Marcus Weathers

Free Agent
- Position: Small forward

Personal information
- Born: August 5, 1997 (age 29) Roeland Park, Kansas, U.S.
- Listed height: 6 ft 5 in (1.96 m)
- Listed weight: 215 lb (98 kg)

Career information
- High school: Shawnee Mission North (Overland Park, Kansas)
- College: Miami (Ohio) (2016–2017); Duquesne (2018–2021); SMU (2021–2022);
- NBA draft: 2022: undrafted
- Playing career: 2023–present

Career history
- 2023: NorthPort Batang Pier
- 2023: Tainan TSG GhostHawks
- 2023: Ankaragücü
- 2023–2024: Mornar Bar
- 2024–2025: Trefl Sopot
- 2025: MLP Academics Heidelberg
- 2026: Arka Gdynia

Career highlights
- Second-team All-AAC (2022);

= Marcus Weathers =

American basketball player (born 1997)

Marcus Joe Weathers (born August 5, 1997) is an American basketball player who last played for Arka Gdynia of the Polish Basketball League (PLK). He played college basketball for the Miami RedHawks, Duquesne University for about three seasons, and spent his last year of eligibility at SMU Mustangs.

==Collegiate career==
===SMU Mustangs (2021–2022)===
As Marcus and his twin brother, Michael, were reunited for almost quite some time, they both believed that this was not the plan they had in mind since they are seriously considering to commence workouts for the NBA G-League. In their first game back together with his twin brother, Marcus dropped 11 points and 7 rebounds in a 86–62 victory over the McNeese State Cowboys. His twin brother, Michael, recorded 9 points and 4 steals in that same game. On January 29, 2022, Marcus scored a season-high 27 points to go along with 9 rebounds in a 69–61 victory over the Temple Owls.

==Professional career==
In November 2022, Weathers signed with the San Miguel Beermen of the Philippine Basketball Association (PBA) as the team's import for the 2023 PBA Governors' Cup. However, on January 11, 2023, San Miguel selected Cameron Clark as their import instead. Later that day, Weathers signed with the NorthPort Batang Pier, still with the PBA. After playing four games, he was replaced by Kevin Murphy.

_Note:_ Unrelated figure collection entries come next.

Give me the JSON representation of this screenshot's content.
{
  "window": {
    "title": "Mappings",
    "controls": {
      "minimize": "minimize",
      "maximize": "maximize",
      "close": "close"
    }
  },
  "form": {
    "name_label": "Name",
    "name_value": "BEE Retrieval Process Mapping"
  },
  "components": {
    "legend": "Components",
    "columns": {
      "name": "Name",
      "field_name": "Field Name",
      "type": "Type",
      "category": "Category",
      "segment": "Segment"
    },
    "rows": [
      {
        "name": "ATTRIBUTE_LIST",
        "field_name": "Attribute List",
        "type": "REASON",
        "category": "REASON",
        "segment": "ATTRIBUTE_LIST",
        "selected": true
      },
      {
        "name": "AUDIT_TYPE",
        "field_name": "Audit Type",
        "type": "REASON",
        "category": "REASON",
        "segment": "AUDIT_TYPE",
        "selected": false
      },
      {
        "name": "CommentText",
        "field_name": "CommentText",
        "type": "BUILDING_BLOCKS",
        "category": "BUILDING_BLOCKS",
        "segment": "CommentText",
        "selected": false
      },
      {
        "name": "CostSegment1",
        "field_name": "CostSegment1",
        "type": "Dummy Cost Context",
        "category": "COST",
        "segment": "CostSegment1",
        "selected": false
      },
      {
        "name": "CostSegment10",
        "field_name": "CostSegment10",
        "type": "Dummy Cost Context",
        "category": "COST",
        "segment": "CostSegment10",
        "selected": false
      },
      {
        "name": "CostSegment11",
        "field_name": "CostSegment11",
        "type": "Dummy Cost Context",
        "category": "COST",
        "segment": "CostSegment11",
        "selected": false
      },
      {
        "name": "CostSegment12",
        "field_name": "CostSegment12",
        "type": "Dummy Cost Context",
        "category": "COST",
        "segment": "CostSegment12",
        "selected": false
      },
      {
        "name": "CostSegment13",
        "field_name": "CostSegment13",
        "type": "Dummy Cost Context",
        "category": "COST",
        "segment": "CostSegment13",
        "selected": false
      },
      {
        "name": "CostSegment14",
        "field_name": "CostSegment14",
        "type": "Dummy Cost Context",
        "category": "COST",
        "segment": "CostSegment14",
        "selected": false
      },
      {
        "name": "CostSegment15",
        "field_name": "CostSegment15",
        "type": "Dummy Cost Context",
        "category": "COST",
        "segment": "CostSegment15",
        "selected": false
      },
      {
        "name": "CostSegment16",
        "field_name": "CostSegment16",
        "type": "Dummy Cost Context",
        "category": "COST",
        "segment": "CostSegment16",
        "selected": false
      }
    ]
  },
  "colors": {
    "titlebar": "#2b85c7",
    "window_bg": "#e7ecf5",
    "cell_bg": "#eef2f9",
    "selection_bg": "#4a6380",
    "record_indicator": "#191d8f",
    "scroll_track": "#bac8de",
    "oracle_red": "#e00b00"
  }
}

On March 6, 2023, Weathers signed with Tainan TSG GhostHawks of the T1 League.

On August 26, 2024, Weathers signed a one year contract with Trefl Sopot of the Polish Basketball League.

On June 15, 2025, Weathers signed with MLP Academics Heidelberg of the Basketball Bundesliga (BBL). On December 29, he was released by the team.

On January 9, 2026, he signed with Arka Gdynia of the Polish Basketball League (PLK).

==Career statistics==
===Collegiate===

| Year | Team | GP | GS | MPG | FG% | 3P% | FT% | RPG | APG | SPG | BPG | PPG |
|---|---|---|---|---|---|---|---|---|---|---|---|---|
| 2018–19 | Duquesne | 31 | 30 | 26.7 | .489 | .245 | .641 | 6.4 | .8 | .6 | .8 | 10.0 |
| 2019–20 | Duquesne | 30 | 30 | 29.4 | .557 | .161 | .673 | 8.1 | 1.7 | 1.1 | 1.3 | 14.3 |
| 2020–21 | Duquesne | 18 | 18 | 29.6 | .481 | .310 | .637 | 7.5 | 1.5 | .9 | .7 | 15.3 |
| 2021–22 | SMU | 33 | 25 | 28.1 | .507 | .333 | .714 | 7.5 | 1.8 | .5 | .6 | 12.8 |

==Personal life==
Marcus Weathers was born to Michael Weathers and Joann Loring. He has a fraternal twin brother, Michael Jr., his father's namesake, who was born three minutes before him. The twin brothers were always comfortable when they are in reach of the other. Weathers' father played college basketball for the Drake Bulldogs. Their father, Michael Sr., died from an enlarged heart when they were 5 years old. They have fond memories of him making them breakfast and taking them to the park.